Destiny’s Child’s The Writing’s On The Wall turned 20. Its songs about honesty and relationships still resonate

Destiny’s Child’s sophomore album, The Writing’s On The Wall, was released on July 27th, 1999. To celebrate it’s 20-year anniversary, HG contributor Brooklyn White recalls the album’s discussion of honesty, relationships, and religion.

It is hard to forget that, in the beginning, Destiny’s Child was a group of Christian teenagers. After all, their name was inspired by a scripture from the book of Isaiah. Their rendition of “Amazing Grace” has too much spark to be voiced by purely secular artists. The Writing’s On The Wall—the title of their sophomore album, turning 20 years old this weekend—was taken from another Old Testament book, Daniel. The writing on the wall refers to the mysterious language that King Belshazzar saw written by human fingers on the walls (those fingers were assumed to be divine because they were not attached to a body). The writing was deciphered by a holy man who told the king his reign had come to an end and that he would be taking over the kingdom.

Perhaps that was the subconscious message of the album: Destiny’s Child had come to take the R&B throne.

The Writing’s on the Wall starts off with an ode-within-an-ode to 1996 action film Set It Off, particularly the iconic scene that referenced The Godfather. The four singers put on their best Italian accents (LaTavia’s won, by far) and discuss the trials of romantic relationships, focusing on problems like backstabbing, lying, and plain old hateration. It is here that Destiny’s Child explains the theme of the project: The Writing’s On The Wall will provide a new Ten Commandments to strengthen relationships and lessen the heartbreak that the group members, and anyone else in the world, will ever have to endure. This highly personalized religion—a blend of realistic spirituality and a romantic code of ethics—made Destiny’s Child sweet enough for grandma, and edgy enough for their hip fans.

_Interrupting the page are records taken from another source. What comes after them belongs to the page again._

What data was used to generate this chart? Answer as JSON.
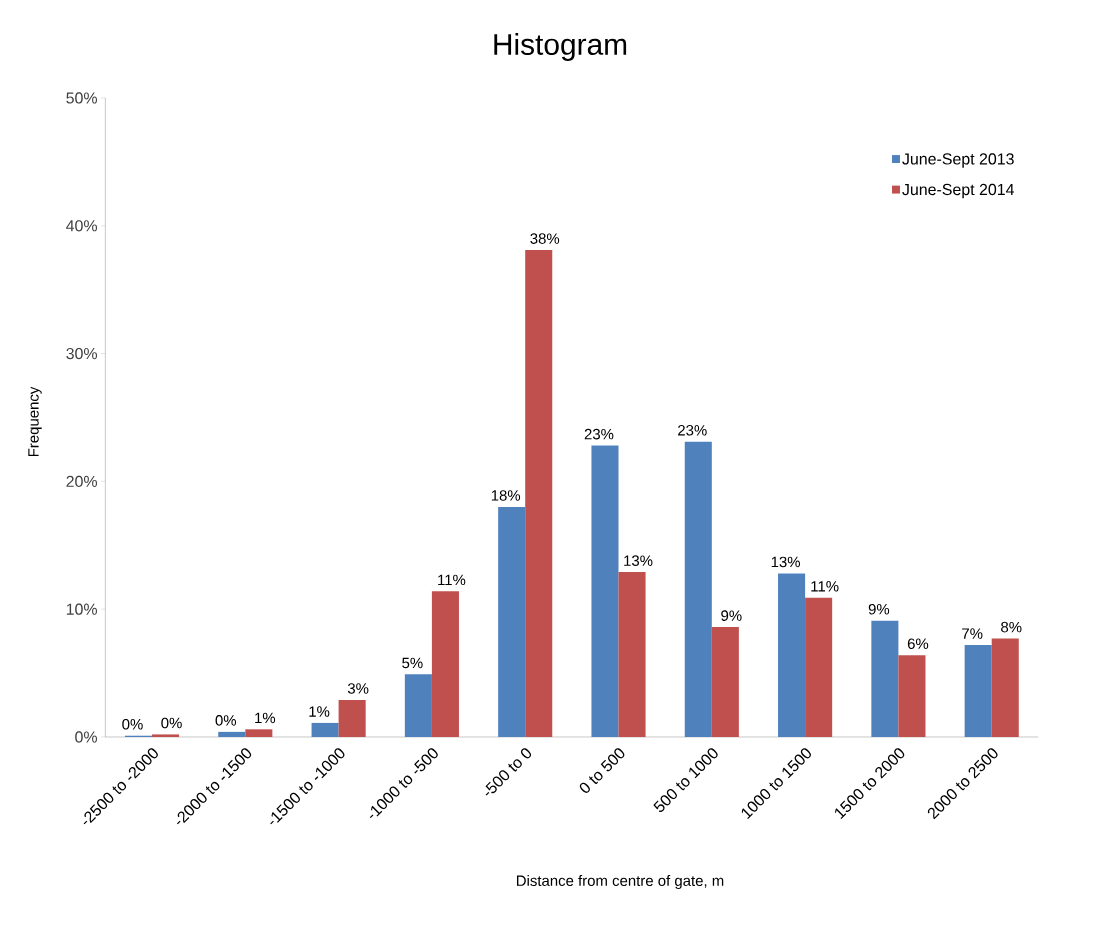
{
  "chart_data": {
    "type": "bar",
    "title": "Histogram",
    "xlabel": "Distance from centre of gate, m",
    "ylabel": "Frequency",
    "categories": [
      "-2500 to -2000",
      "-2000 to -1500",
      "-1500 to -1000",
      "-1000 to -500",
      "-500 to 0",
      "0 to 500",
      "500 to 1000",
      "1000 to 1500",
      "1500 to 2000",
      "2000 to 2500"
    ],
    "series": [
      {
        "name": "June-Sept 2013",
        "color": "#4f81bd",
        "values": [
          0.1,
          0.4,
          1.1,
          4.9,
          18.0,
          22.8,
          23.1,
          12.8,
          9.1,
          7.2
        ],
        "value_labels": [
          "0%",
          "0%",
          "1%",
          "5%",
          "18%",
          "23%",
          "23%",
          "13%",
          "9%",
          "7%"
        ]
      },
      {
        "name": "June-Sept 2014",
        "color": "#c0504d",
        "values": [
          0.2,
          0.6,
          2.9,
          11.4,
          38.1,
          12.9,
          8.6,
          10.9,
          6.4,
          7.7
        ],
        "value_labels": [
          "0%",
          "1%",
          "3%",
          "11%",
          "38%",
          "13%",
          "9%",
          "11%",
          "6%",
          "8%"
        ]
      }
    ],
    "ylim": [
      0,
      50
    ],
    "yticks": [
      {
        "value": 0,
        "label": "0%"
      },
      {
        "value": 10,
        "label": "10%"
      },
      {
        "value": 20,
        "label": "20%"
      },
      {
        "value": 30,
        "label": "30%"
      },
      {
        "value": 40,
        "label": "40%"
      },
      {
        "value": 50,
        "label": "50%"
      }
    ],
    "legend": "top right",
    "grid": false
  }
}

Honesty with others, but more importantly, with one’s self, is a central aspect of any religion. It abounds on this album. The Missy Elliott-produced “Confessions” fleshes out all of the sins committed while in a monogamous relationship. Beyoncé weaves tales of financial finesse and infidelity, knowing full well that her truth telling may mean the end of the relationship. (But if this is the same cheapskate from “Bills, Bills, Bills,” then her behavior is easier to understand.)

“It’s this dedication to truth, even if it creates a negative portrayal of the speaker, that helps The Writing’s on the Wall resonate decades later.”

Similarly, on “Temptation,” Beyoncé playfully croons about the hot girl moments that almost led to some serious slip-ups (“I’ma write yo number in the palm of my hand/Oops I forgot, I got a man”), while borrowing the child-like melody from “This Old Man.” “Say My Name” is another call for honesty, with very little kindness extended to the alleged cheater because the clique knows exactly what’s going on—they’re just giving homeboy an opportunity to bow out with an iota of grace.

It’s this dedication to truth, even if it creates a negative portrayal of the speaker, that helps The Writing’s on the Wall resonate decades later.

Songs with less intense subject matter, like “Jumpin’ Jumpin’,” are still imbued with meaning. The track urges men and women to be emotionally independent and find a life outside of their partners, because part of being young is having some fun. Co-dependence isn’t the wave, and that’s the gospel truth.

The Writing’s on the Wall was somewhat of a sister project to TLC’s 1999 album FanMail. TLC was more acquainted with mainstream success at that time, but both Destiny’s Child and TLC’s efforts that year incorporated writing from Xscape’s Kandi Burruss and production from Kevin Briggs. Both albums spoke of a new era of romance, one where women made their own cash and called the shots. They really didn’t need men, but they were nice to have. And if they were going to be in the picture, they would have to be emotionally mature and their pockets would have to be full grown, too. Sorry fellas, no scrubs allowed.

“Both albums spoke of a new era of romance, one where women made their own cash and called the shots.”

The Writing’s on the Wall was the beginning of the end of Destiny’s Child as a quartet. By the time the largely monochromatic “Say My Name” music video was released, Michelle Williams and Farrah Franklin had replaced LaTavia Roberson and LeToya Luckett. To their childish fans, it was an effective slight of hand. But to a teen crowd, the transition was noticeable and quickly followed by a very public dismissal of Farrah. But that commotion didn’t hinder the group’s success, and they soared to new heights as a trio. In fact, they are possibly best remembered as a three-part girl gang, though I sometimes miss their four part harmonies.

Oh, and about that throne they suggested being ordained for? They got it—Destiny’s Child is one of the biggest selling girl groups of all time. Amen.